I went on that mission trip during the week of the 4th of July. I helped paint a brick house and patched a roof. I ate too many Swedish Fish candies on the floor with my cousin and her friends and sang Katy Perry in the bunk rooms before we went to bed.
At night, we worshiped on the beach, and I became fearful of looking like I didn’t know the songs (because truthfully I didn’t). I committed to learning the melodies because I was shocked that a group of kids my age could really care for Jesus in the way that they did.
I don’t know what my moral code really was. I did know that I had done some terrible things in life, and so the concept of grace that this “guy Jesus” offered (I was still a little skeptical) was attractive to me. So, when I got home from the trip in July, I started reading the new study bible my cousin had given me before the trip.
I would go into my room and lock the door, afraid that someone would find me googling King David or something. I started journaling which was mainly a bunch of “I love you, Jesus. I love you, Jesus. I love you, Jesus.” and “How Lord? How Lord? How Father, could you love someone like me?”
It was what the other kids were doing, and I didn’t know why really, but I needed desperately to know what they knew. I wanted what they had, that peace and light that I hadn’t known existed before.
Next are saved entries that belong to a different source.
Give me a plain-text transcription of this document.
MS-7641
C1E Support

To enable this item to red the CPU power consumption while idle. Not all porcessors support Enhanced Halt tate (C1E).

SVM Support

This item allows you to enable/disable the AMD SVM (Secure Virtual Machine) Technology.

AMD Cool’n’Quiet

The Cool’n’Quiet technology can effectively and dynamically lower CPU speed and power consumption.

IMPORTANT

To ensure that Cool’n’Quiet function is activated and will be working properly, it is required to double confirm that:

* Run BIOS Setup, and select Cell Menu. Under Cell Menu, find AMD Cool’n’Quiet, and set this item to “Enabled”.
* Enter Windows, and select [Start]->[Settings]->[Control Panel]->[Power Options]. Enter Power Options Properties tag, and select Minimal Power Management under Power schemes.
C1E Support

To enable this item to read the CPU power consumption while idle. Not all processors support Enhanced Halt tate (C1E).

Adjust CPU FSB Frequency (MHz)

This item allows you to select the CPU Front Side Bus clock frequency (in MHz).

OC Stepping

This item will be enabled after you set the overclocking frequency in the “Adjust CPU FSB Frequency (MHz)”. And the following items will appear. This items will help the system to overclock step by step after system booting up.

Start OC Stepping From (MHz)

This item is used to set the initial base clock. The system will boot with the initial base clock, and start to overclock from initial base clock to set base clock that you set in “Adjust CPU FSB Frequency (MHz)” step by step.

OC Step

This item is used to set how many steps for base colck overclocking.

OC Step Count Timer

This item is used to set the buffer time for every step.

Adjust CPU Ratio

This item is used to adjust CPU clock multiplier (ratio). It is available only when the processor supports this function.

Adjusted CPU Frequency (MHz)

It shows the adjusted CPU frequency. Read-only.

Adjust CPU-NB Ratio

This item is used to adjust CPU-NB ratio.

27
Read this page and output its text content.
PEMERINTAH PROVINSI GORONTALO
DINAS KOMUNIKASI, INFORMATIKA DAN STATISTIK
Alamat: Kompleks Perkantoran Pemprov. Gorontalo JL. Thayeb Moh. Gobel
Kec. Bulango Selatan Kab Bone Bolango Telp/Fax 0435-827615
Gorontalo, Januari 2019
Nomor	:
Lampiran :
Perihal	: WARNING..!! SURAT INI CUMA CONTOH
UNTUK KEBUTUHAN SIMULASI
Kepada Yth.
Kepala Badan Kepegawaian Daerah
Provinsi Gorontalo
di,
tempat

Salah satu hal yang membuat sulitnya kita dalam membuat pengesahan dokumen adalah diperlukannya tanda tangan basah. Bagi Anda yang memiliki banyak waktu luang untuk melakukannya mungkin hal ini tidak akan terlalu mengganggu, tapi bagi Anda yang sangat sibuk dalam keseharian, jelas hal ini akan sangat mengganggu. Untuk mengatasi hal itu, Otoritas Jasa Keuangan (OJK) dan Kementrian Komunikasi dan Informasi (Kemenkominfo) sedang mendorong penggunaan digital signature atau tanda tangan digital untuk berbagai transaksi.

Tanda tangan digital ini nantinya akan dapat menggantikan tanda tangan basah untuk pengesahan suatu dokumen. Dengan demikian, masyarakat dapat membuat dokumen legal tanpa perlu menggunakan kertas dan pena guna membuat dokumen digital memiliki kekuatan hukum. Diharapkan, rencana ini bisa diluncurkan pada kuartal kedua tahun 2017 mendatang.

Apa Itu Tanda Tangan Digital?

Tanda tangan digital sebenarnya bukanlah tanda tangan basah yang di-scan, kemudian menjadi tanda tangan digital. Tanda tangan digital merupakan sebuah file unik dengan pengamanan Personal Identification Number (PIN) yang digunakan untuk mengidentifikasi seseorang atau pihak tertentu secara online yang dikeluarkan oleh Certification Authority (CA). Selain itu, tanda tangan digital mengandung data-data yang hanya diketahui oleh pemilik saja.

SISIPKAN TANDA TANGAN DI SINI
I showed up to UGA in August with big plans. I thought I’d meet 30,000 new friends. I thought I’d end up as the president of the sorority. I thought I’d study abroad for a semester in Australia. If all of my plans would have been fulfilled, I probably would be planning my wedding right now.
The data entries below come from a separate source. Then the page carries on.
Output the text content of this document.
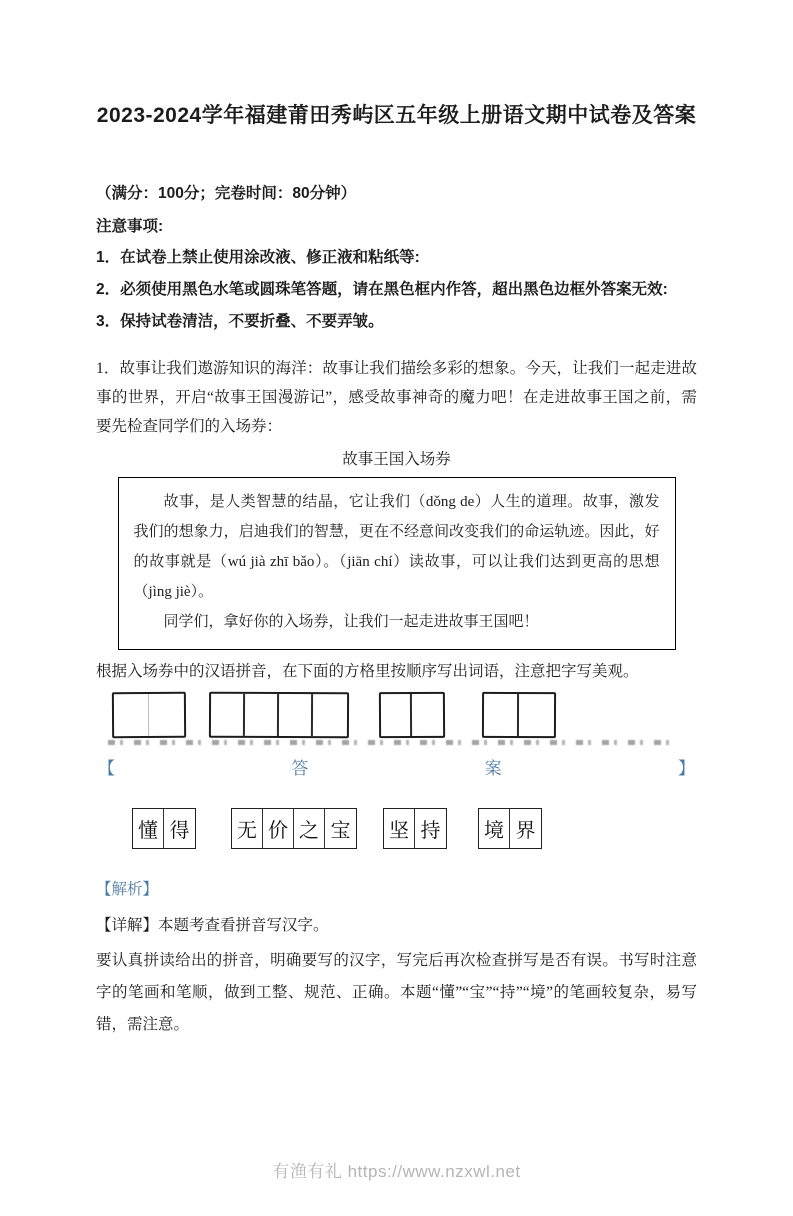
2023-2024学年福建莆田秀屿区五年级上册语文期中试卷及答案

（满分：100分；完卷时间：80分钟）

注意事项:

1．在试卷上禁止使用涂改液、修正液和粘纸等:

2．必须使用黑色水笔或圆珠笔答题，请在黑色框内作答，超出黑色边框外答案无效:

3．保持试卷清洁，不要折叠、不要弄皱。

1．故事让我们遨游知识的海洋：故事让我们描绘多彩的想象。今天，让我们一起走进故事的世界，开启“故事王国漫游记”，感受故事神奇的魔力吧！在走进故事王国之前，需要先检查同学们的入场券：

故事王国入场券

故事，是人类智慧的结晶，它让我们（dǒng de）人生的道理。故事，激发我们的想象力，启迪我们的智慧，更在不经意间改变我们的命运轨迹。因此，好的故事就是（wú jià zhī bǎo）。（jiān chí）读故事，可以让我们达到更高的思想（jìng jiè）。

同学们，拿好你的入场券，让我们一起走进故事王国吧！

根据入场券中的汉语拼音，在下面的方格里按顺序写出词语，注意把字写美观。

【	答	案	】
懂 得 无 价 之 宝 坚 持 境 界

【解析】

【详解】本题考查看拼音写汉字。

要认真拼读给出的拼音，明确要写的汉字，写完后再次检查拼写是否有误。书写时注意字的笔画和笔顺，做到工整、规范、正确。本题“懂”“宝”“持”“境”的笔画较复杂，易写错，需注意。

有渔有礼 https://www.nzxwl.net
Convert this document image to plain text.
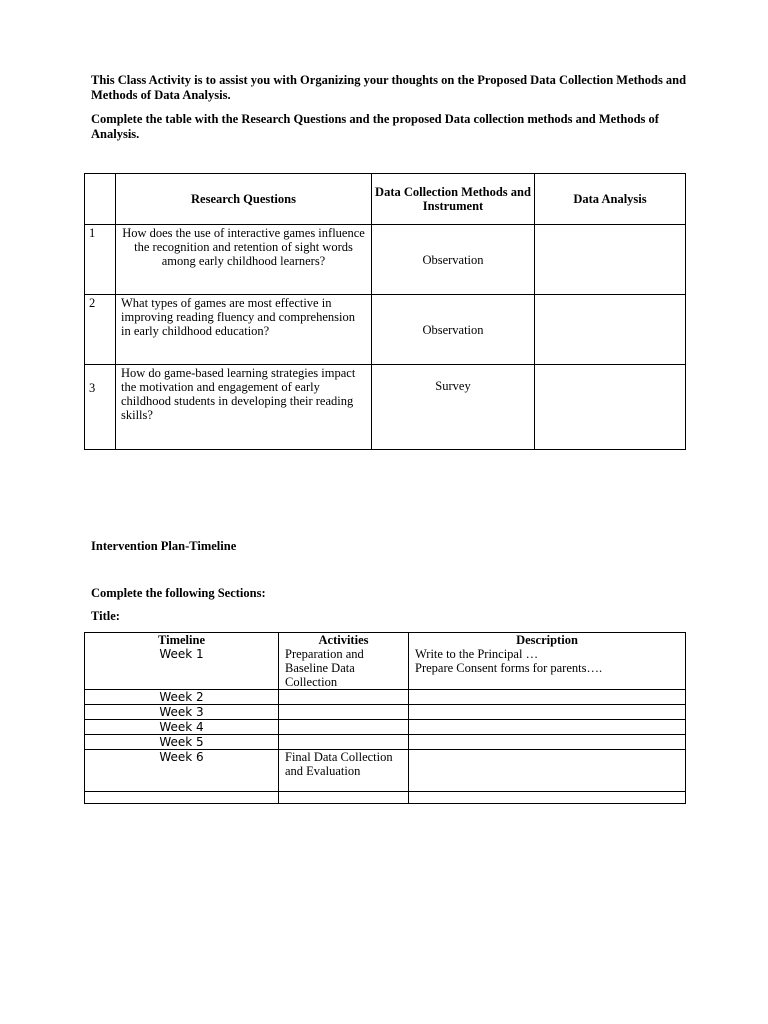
This Class Activity is to assist you with Organizing your thoughts on the Proposed Data Collection Methods and Methods of Data Analysis.
Complete the table with the Research Questions and the proposed Data collection methods and Methods of Analysis.
	Research Questions	Data Collection Methods and Instrument	Data Analysis
1	How does the use of interactive games influence the recognition and retention of sight words among early childhood learners?	Observation	
2	What types of games are most effective in improving reading fluency and comprehension in early childhood education?	Observation	
3	How do game-based learning strategies impact the motivation and engagement of early childhood students in developing their reading skills?	Survey	
Intervention Plan-Timeline
Complete the following Sections:
Title:
Timeline	Activities	Description
Week 1	Preparation and Baseline Data Collection	Write to the Principal …
Prepare Consent forms for parents….

Week 2		
Week 3		
Week 4		
Week 5		
Week 6	Final Data Collection and Evaluation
What actually happened that August day I arrived with my twin, extra-large sheet set was the opposite: my roommate did not like me at all. Rush was long and hot and I lost my voice by the third day. I was a smiling mime. My hair got stuck in my best friend’s portable fan, which left me with fresh, new “side bangs.” I would get on the bus and cry to my mom because I thought I would never make it around campus in 15 minutes.
I hated it. I had never felt more alone or broken in my entire life. My life up until last August had been shaped by my own control. Here, I felt like I had that control snatched right from my hand.
What did I do when my roommate put a curtain up under her bed and refused to talk to me? I turned to Jesus and, though my roommate still didn’t want to talk to me, I discovered a still, small voice that encouraged me, stayed with me, and offered me peace and a new perspective.
I learned to pray, and so I prayed hard, desperate prayers. “God, I don’t know what I’m doing, but I need you. I need something. I need something to change and I want you. I’d give it all for you.”
I believed Him and, sure enough, my cards seemed to get shuffled and I got dealt a much more pleasant hand.
I started going to Freshley, the freshman student ministry of the UGA Wesley Foundation, and started walking with the Lord. Seriously. I would walk to class and talk to Him, and in a small group we would talk and pray together. Standing there, crammed into Wesley’s main chapel like a little sardine, I listened to the same songs I had learned on the beach the summer before,
I felt a new beginning and the “I’ll never” that I used to cling to was exchanged for a big “yes” to the unknown, knowing full well that I was following a plan much larger than my own.
I found life at UGA. I found family. I found hope and I found deep, satisfying love that makes the unknown and the filth all beautiful and exciting. Instead of saying “I’ll never,” I’m now saying a big “yes” to whatever door Jesus wants to walk me through. From what I’ve found over the last four years, they are doors that lead to the best, most exciting and fulfilling places.